Transatlantic trade tensions escalated significantly this week as the European Union confirmed it was preparing a package of retaliatory tariffs on US goods worth approximately €30 billion annually, in response to the sweeping import duties imposed by the Trump administration in February 2026. The EU measures, which are expected to be formally approved by member states next month following a period of public consultation, target a range of American exports including agricultural products, industrial machinery, chemicals and consumer goods — with a particular focus on goods produced in US states represented by Republican politicians.
European Commission trade commissioner Maros Sefcovic said the bloc had “exhausted all diplomatic options” in its attempts to secure an exemption from the US tariffs, which impose a 25% levy on steel and aluminium imports and a 10% baseline tariff on most other goods, with higher rates applying to specific sectors including electric vehicles and semiconductors. “The European Union is a rules-based trading partner and we will defend our interests and our workers in full compliance with World Trade Organisation rules,” Sefcovic told a press conference in Brussels.

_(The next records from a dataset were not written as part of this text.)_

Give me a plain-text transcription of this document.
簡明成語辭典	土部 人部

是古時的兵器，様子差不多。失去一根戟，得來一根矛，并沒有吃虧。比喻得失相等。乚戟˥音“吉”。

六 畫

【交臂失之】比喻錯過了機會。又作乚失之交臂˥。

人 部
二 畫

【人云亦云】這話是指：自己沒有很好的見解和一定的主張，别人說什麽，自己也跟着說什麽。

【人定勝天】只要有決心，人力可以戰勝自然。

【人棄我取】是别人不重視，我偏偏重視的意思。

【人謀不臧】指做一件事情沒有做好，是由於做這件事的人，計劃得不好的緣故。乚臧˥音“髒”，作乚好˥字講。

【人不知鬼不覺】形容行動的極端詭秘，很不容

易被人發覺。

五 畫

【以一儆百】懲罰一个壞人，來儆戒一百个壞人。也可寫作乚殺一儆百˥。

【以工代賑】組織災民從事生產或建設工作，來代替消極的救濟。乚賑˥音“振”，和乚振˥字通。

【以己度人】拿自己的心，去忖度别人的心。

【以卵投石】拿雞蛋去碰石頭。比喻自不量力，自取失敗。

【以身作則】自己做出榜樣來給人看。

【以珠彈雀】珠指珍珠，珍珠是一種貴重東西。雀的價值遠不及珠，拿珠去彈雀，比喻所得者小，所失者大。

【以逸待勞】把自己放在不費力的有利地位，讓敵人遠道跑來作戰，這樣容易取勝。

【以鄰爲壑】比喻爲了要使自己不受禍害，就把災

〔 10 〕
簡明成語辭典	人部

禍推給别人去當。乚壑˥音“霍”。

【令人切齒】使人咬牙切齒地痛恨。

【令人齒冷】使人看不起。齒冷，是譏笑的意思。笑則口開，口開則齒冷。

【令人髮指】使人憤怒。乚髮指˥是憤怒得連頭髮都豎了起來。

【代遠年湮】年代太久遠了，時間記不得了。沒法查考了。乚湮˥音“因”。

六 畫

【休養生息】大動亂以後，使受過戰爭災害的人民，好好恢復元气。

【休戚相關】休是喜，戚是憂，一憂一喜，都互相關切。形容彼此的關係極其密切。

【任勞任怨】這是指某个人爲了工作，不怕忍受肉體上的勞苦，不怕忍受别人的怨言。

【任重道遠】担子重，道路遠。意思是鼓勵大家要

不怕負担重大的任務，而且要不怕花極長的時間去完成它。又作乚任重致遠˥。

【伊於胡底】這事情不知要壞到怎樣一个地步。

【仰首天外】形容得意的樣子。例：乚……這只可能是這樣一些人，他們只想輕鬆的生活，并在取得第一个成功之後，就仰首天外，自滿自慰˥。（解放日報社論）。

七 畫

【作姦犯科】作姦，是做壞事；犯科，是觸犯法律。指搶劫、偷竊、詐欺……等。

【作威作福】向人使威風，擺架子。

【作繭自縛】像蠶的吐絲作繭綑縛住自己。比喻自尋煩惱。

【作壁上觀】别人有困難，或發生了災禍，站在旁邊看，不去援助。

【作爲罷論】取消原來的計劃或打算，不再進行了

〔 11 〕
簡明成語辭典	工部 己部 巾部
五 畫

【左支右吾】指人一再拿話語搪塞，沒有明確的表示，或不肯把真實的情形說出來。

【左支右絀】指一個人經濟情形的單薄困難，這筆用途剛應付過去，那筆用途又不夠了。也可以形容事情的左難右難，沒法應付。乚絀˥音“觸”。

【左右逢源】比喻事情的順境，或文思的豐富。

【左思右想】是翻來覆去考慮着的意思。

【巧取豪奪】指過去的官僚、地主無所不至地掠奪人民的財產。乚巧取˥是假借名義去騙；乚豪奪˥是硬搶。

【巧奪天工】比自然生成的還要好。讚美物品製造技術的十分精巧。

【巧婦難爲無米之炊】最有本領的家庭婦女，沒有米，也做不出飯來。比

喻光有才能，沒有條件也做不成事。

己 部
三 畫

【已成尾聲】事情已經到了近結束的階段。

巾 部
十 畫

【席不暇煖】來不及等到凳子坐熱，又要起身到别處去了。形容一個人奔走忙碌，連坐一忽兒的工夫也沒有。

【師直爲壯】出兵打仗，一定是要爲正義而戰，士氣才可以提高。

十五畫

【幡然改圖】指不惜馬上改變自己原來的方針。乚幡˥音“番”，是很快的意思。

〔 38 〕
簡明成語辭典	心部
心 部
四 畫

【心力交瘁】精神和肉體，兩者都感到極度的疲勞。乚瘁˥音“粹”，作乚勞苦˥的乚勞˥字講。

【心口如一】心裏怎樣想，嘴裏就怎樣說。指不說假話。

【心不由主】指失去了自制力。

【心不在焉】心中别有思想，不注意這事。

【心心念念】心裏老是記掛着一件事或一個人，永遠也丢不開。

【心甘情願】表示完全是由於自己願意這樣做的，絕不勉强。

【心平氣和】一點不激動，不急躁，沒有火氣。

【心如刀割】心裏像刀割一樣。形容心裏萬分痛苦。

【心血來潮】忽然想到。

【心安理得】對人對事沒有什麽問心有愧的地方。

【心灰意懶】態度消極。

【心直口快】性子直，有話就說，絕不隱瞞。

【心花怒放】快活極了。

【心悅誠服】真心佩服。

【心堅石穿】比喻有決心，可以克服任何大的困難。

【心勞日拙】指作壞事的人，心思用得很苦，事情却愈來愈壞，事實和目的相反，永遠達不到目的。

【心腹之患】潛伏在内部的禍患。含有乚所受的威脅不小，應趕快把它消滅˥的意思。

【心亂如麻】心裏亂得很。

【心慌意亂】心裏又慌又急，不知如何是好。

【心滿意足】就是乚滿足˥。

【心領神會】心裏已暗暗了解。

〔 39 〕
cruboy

The UK, which is not part of the EU customs union, faces a different but equally challenging trade situation. British goods currently face the same 10% baseline tariff as EU exports when entering the US market, with the UK government having so far failed to negotiate a sector-specific exemption despite extensive diplomatic engagement with Washington. The government has been particularly keen to secure relief for the automotive sector, where UK manufacturers including Jaguar Land Rover face significant competitive pressure from the tariffs on cars shipped to the United States.
Business groups on both sides of the Atlantic have warned of serious economic consequences if the tariff war escalates further. The US Chamber of Commerce estimated that the tariffs already in place will cost American businesses and consumers $180 billion annually in higher prices, while BusinessEurope put the cost to European companies at €45 billion per year in lost competitiveness. Both organisations called for an immediate return to negotiations.
Financial markets have responded with increased volatility to the escalating trade tensions. European equity indices fell between 1.5% and 2.3% on Wednesday following reports of the EU’s retaliatory plans, while the euro weakened against major currencies. Economists at the IMF warned that a full-scale transatlantic trade war could reduce global GDP growth by up to 0.8 percentage points and push several European economies, including Germany, into recession.